Moon - Film Review

Posted on 19. Apr, 2009 by in Film/TV

by Todd Gilchrist
While I’ve never been particularly keen on filmmakers who openly reference big-name works in the service of creating their own (the Tarantinos of the world are exempt by virtue of the obscurity of their sources of inspiration), I admire the fact that writer-director Duncan Jones tapped no less than 2001 as a foundation for his filmmaking debut. A meditative, thoughtful, and patient film that simultaneously achieves proportions both epic and intimate, Moon is a terrific movie that announces the arrival of a new cinematic talent even as it recalls an era in which special effects and imagination were used to explore real ideas rather than be simply
action set pieces.
Sam Rockwell (Choke) plays Sam Bell, an astronaut in the not-too-distant future whose three-year residency on the Earth’s Moon is rapidly coming to an end. His job is to monitor and export a wealth of energy that has rejuvenated Earth’s energy reserves, but prestige aside it’s a lonely existence, and he’s eager to return home to his wife Tess and daughter Eve. After an accident during a maintenance run in one of the facility’s cumbersome moon rovers, Sam awakens safe and secure in the sick bay, with his automated companion GERTY (Kevin Spacey) monitoring his recovery. Though initially relieved, he soon realizes that something isn’t quite right, and soon begins to investigate the facility’s secrets, eventually uncovering information about his mission that not only calls into question the work he’s doing, but his very identity.

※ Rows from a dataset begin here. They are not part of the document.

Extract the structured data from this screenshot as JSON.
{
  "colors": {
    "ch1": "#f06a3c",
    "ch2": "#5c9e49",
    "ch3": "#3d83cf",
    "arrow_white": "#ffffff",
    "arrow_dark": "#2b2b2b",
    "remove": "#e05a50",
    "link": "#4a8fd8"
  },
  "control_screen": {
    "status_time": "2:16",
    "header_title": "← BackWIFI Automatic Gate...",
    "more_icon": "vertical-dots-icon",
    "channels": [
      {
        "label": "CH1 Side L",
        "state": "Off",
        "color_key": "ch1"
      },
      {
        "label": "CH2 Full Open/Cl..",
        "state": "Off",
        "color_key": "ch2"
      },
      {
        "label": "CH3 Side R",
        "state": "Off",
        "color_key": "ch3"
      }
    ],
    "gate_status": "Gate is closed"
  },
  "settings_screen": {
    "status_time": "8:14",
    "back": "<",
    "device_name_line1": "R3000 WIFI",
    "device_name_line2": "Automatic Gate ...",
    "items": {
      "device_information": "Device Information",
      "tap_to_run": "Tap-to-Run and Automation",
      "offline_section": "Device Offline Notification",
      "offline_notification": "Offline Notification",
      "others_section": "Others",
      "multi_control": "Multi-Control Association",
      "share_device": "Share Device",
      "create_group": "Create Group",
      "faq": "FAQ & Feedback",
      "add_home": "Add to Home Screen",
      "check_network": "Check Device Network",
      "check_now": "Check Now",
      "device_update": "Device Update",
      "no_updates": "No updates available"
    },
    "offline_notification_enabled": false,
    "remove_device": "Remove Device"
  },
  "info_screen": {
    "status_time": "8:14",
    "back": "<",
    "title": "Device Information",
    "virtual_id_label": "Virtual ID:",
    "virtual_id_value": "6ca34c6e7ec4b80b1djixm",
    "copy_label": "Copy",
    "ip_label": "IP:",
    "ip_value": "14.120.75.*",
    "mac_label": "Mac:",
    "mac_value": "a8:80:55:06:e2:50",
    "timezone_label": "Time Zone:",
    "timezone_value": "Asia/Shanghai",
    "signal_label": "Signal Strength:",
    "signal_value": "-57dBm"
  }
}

Despite the fact that the film features an isolated astronaut paired up with a sentient computer in a remote location, the film’s plot is quite frankly the element of Moon that least evokes Kubrick’s transcendent science fiction classic. More similar are its artistic flourishes and technical details, such as the rudimentary video phones that Sam uses to communicate back and forth with his earthbound superiors, the classical music that fills parts of the soundtrack, and the pastoral tone that Jones creates as the story unfolds. In the best possible way, however, these points of influence or reference never inundate the film in minutiae, instead they provide a palpable backdrop for a sort of “science fact” world that seems wholly plausible, and comfortingly familiar as Jones and co-screenwriter Nathan Parker introduce their own, completely original concepts.

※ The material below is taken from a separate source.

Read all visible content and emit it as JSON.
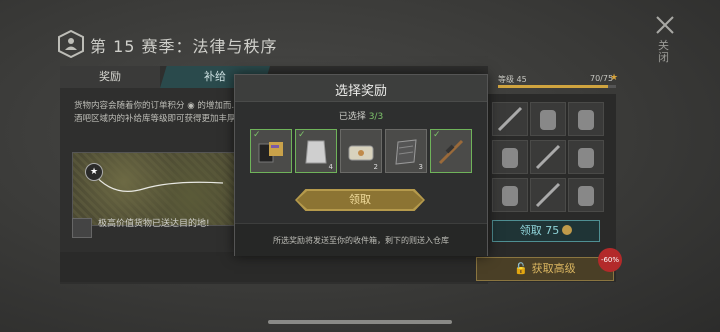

Additionally, for a film that was no doubt inexpensively produced, the special effects are consistently believable, possibly excepting the strange lack of commitment the film demonstrates in maintaining the reality of a zero gravity environment. But as a whole, the effects are great, the acting is great, and best of all, the ideas are great, proving that you can still make a smart, interesting science fiction movie without resorting to shootouts, spaceships, or set pieces. In short, Moon represents the future of science fiction filmmaking, even if it reminds us that the last time the genre made its biggest intellectual leap was way back in 2001.